Enfin, il rappelle que cette vénération préexistait au culte de Mithra (p. 115) :
Puisque Dyo est une ancienne fondation gauloise et que le culte de Mithra est tardif, on doit se poser la question de savoir à qui était dédié ce centre cultuel à l'époque gauloise. A une divinité des eaux sans aucun doute. Le vieux bourg de Dyo est construit sur une éminence au dessus d'un cours d'eau et de sa source, il en est de même pour Saint-Prix. On trouve là la même configuration qu'à Bouhy dans la Nièvre, à Fambouy et dans tous les lieux où Bolvinnus Mars est honoré. On peut supposer que le lieu était à cette divinité des hauteurs et des sources sacrées. (...)
Les sources de Dyo feraient l'objet de cultes divers depuis plusieurs millénaires. En revanche, Mario Rossi dans son étude ne nous en révèle pas les bienfaits. Et à ce propos, rien ne coule de source. Les sources se tarissent et se contredisent sur les vertus de la source de Saint-Prix :
- Ce blog consacré aux sources guérisseuses s'accorde avec l'article du journal de Saône et Loire.
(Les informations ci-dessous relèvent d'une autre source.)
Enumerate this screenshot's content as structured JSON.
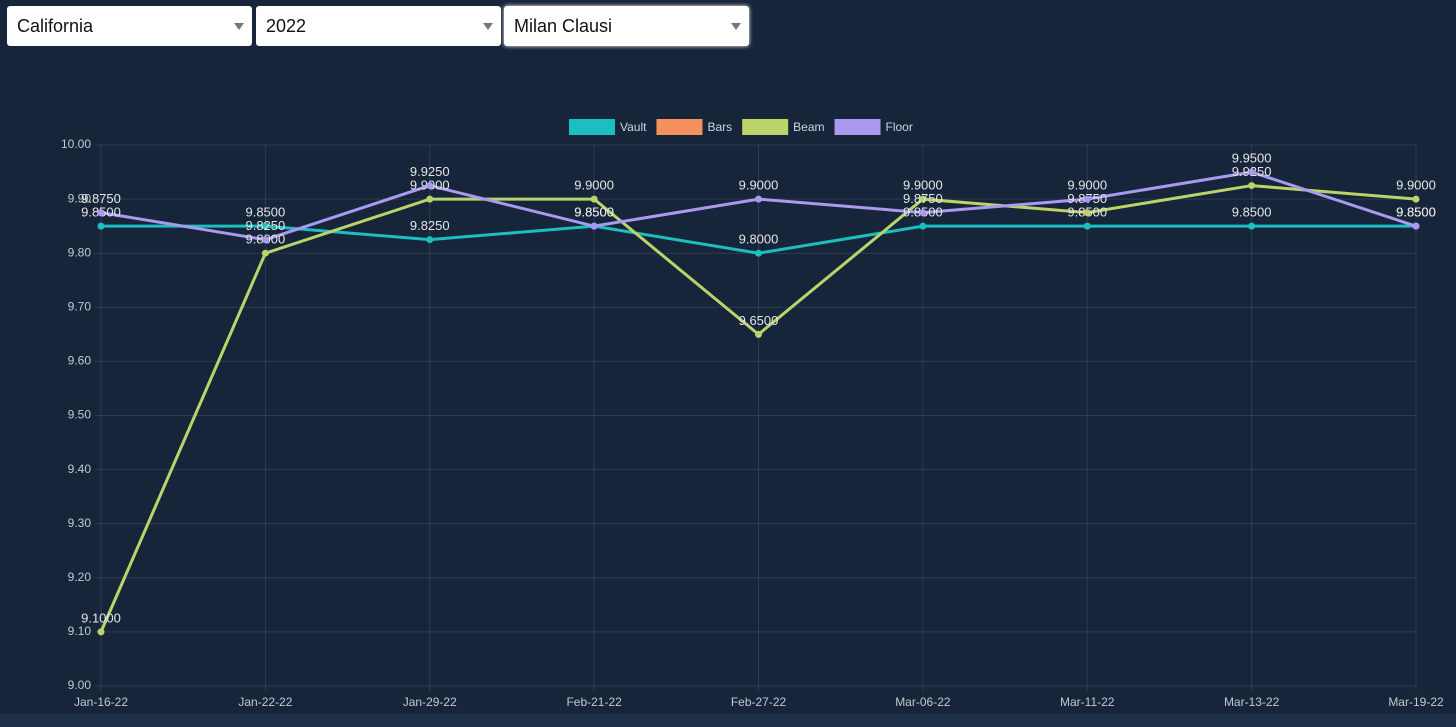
{
  "dropdowns": [
    "California",
    "2022",
    "Milan Clausi"
  ],
  "chart_data": {
    "type": "line",
    "categories": [
      "Jan-16-22",
      "Jan-22-22",
      "Jan-29-22",
      "Feb-21-22",
      "Feb-27-22",
      "Mar-06-22",
      "Mar-11-22",
      "Mar-13-22",
      "Mar-19-22"
    ],
    "series": [
      {
        "name": "Vault",
        "color": "#1bbfbf",
        "values": [
          9.85,
          9.85,
          9.825,
          9.85,
          9.8,
          9.85,
          9.85,
          9.85,
          9.85
        ],
        "value_labels": [
          "9.8500",
          "9.8500",
          "9.8250",
          "9.8500",
          "9.8000",
          "9.8500",
          "9.8500",
          "9.8500",
          "9.8500"
        ]
      },
      {
        "name": "Bars",
        "color": "#f4915e",
        "values": [
          null,
          null,
          null,
          null,
          null,
          null,
          null,
          null,
          null
        ]
      },
      {
        "name": "Beam",
        "color": "#bcd36a",
        "values": [
          9.1,
          9.8,
          9.9,
          9.9,
          9.65,
          9.9,
          9.875,
          9.925,
          9.9
        ],
        "value_labels": [
          "9.1000",
          "9.8000",
          "9.9000",
          "9.9000",
          "9.6500",
          "9.9000",
          "9.8750",
          "9.9250",
          "9.9000"
        ]
      },
      {
        "name": "Floor",
        "color": "#a99af0",
        "values": [
          9.875,
          9.825,
          9.925,
          9.85,
          9.9,
          9.875,
          9.9,
          9.95,
          9.85
        ],
        "value_labels": [
          "9.8750",
          "9.8250",
          "9.9250",
          "9.8500",
          "9.9000",
          "9.8750",
          "9.9000",
          "9.9500",
          "9.8500"
        ]
      }
    ],
    "ylim": [
      9.0,
      10.0
    ],
    "yticks": [
      {
        "value": 9.0,
        "label": "9.00"
      },
      {
        "value": 9.1,
        "label": "9.10"
      },
      {
        "value": 9.2,
        "label": "9.20"
      },
      {
        "value": 9.3,
        "label": "9.30"
      },
      {
        "value": 9.4,
        "label": "9.40"
      },
      {
        "value": 9.5,
        "label": "9.50"
      },
      {
        "value": 9.6,
        "label": "9.60"
      },
      {
        "value": 9.7,
        "label": "9.70"
      },
      {
        "value": 9.8,
        "label": "9.80"
      },
      {
        "value": 9.9,
        "label": "9.90"
      },
      {
        "value": 10.0,
        "label": "10.00"
      }
    ],
    "grid": true,
    "legend": "top"
  }
}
La source aurait la réputation de soigner les maladies oculaires.
- Tandis que l'office du tourisme du sud brionnais lui prêterait des vertus contre les fièvres.
A vous de voir en quelle source vous voulez croire...Le soin des maladies des yeux par des sources guérisseuses semble cependant assez répandu dans la région. Robert Lapierre dans Les sources guérisseuses en Bourgogne, Côte d'Or et Saône et Loire (1936) détaillait l'importance et le nombre dans la médecine populaire régionale de moyens utilisés pour guérir ce qui s'appelait autrefois le "bourgeon", ou la "maille", à savoir les ophtalmies (p. 57) :
les prières, les baumes secrets préparés par les "regugneux", les incantations des "vieilles sorcières" de village, les sources enfin étaient encore utilisés au siècle dernier, de préférence aux ordonnances des ophtalmologistes.
La source de Saint-Prix n'est pas un mentionnée dans son ouvrage, mais un chapitre est consacré aux maladies oculaires. Il est donc fort à parier que cette source fut longtemps visitée en ce sens, en tout cas cette version s'intègre parfaitement aux coutumes médicales locales.